2013年 06月 23日
『あなたに似た人 』を読んだ
阿刀田高氏や清水義範氏など、当代きっての「奇妙な味の短編」の書き手達(=私の好きな作家達)が、こぞって影響を受けたと述べていたのが標題の書。15編の短編が収録されています。
全体としての感想はまあ、ほどほどと言ったところですかね。普段強烈な酒を飲んでいて、たまにアルコール度数が低い飲み物を飲んだ時に感じる物足りなさみたいなものを感じました。時代背景に関する知識も不足していますし、翻訳物独特のニュアンスの「すくえなさ」みたいなこともあったのだと思いますが、パッと読みはかなりマイルドな「奇妙な味」でした。

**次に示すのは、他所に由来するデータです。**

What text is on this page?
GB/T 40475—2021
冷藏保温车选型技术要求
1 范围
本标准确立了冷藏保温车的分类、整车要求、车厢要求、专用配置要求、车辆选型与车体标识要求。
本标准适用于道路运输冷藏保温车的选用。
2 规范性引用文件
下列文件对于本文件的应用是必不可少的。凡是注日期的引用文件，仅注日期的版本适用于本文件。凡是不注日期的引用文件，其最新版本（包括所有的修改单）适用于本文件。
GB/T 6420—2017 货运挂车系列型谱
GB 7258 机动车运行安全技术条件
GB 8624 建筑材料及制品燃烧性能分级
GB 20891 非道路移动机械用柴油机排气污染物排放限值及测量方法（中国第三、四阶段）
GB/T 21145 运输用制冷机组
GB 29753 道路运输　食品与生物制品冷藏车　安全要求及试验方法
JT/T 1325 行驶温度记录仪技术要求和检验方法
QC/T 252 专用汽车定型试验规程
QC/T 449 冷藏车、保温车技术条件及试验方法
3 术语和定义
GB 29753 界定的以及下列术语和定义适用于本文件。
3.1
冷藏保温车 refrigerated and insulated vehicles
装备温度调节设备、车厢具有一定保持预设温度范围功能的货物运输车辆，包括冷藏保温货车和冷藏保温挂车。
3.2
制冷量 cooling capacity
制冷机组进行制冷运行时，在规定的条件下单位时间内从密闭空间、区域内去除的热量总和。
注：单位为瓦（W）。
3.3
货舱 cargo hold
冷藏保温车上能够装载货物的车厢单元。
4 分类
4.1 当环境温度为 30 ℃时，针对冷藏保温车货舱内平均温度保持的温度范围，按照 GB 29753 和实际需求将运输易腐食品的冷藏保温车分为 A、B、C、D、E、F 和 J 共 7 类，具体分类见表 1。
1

しかし、こうしたなんとも形容し難い薄気味の悪さであったり、そこはかとないユーモアをさりげなく盛り込んで、オチまで持って行く、という形式の小説は、恐らく彼が最初に切り拓いた分野なのでしょう。そういう意味ではこの分野における「古典作品」としての価値は十分にあると思います。はっきりとした恐怖でもなく、爆笑を誘うようなギャグでもなく、思いっきり意表をつかれるオチがある訳でもない。でもこの「バランス感覚」が絶妙なんですよね。読み終わった後にジワジワわき上がる不思議な感情は本当に表現し難い。近頃の若者言葉的に言えば「ビミョー」なんです、すべての作品。
どう始末をつけたらいいのかが不明な感情が残る作品集でした。プロの書き手にとっても真似のしようがない作品達だと思います。それ故、いまだに高く評価する人が多いのでしょう。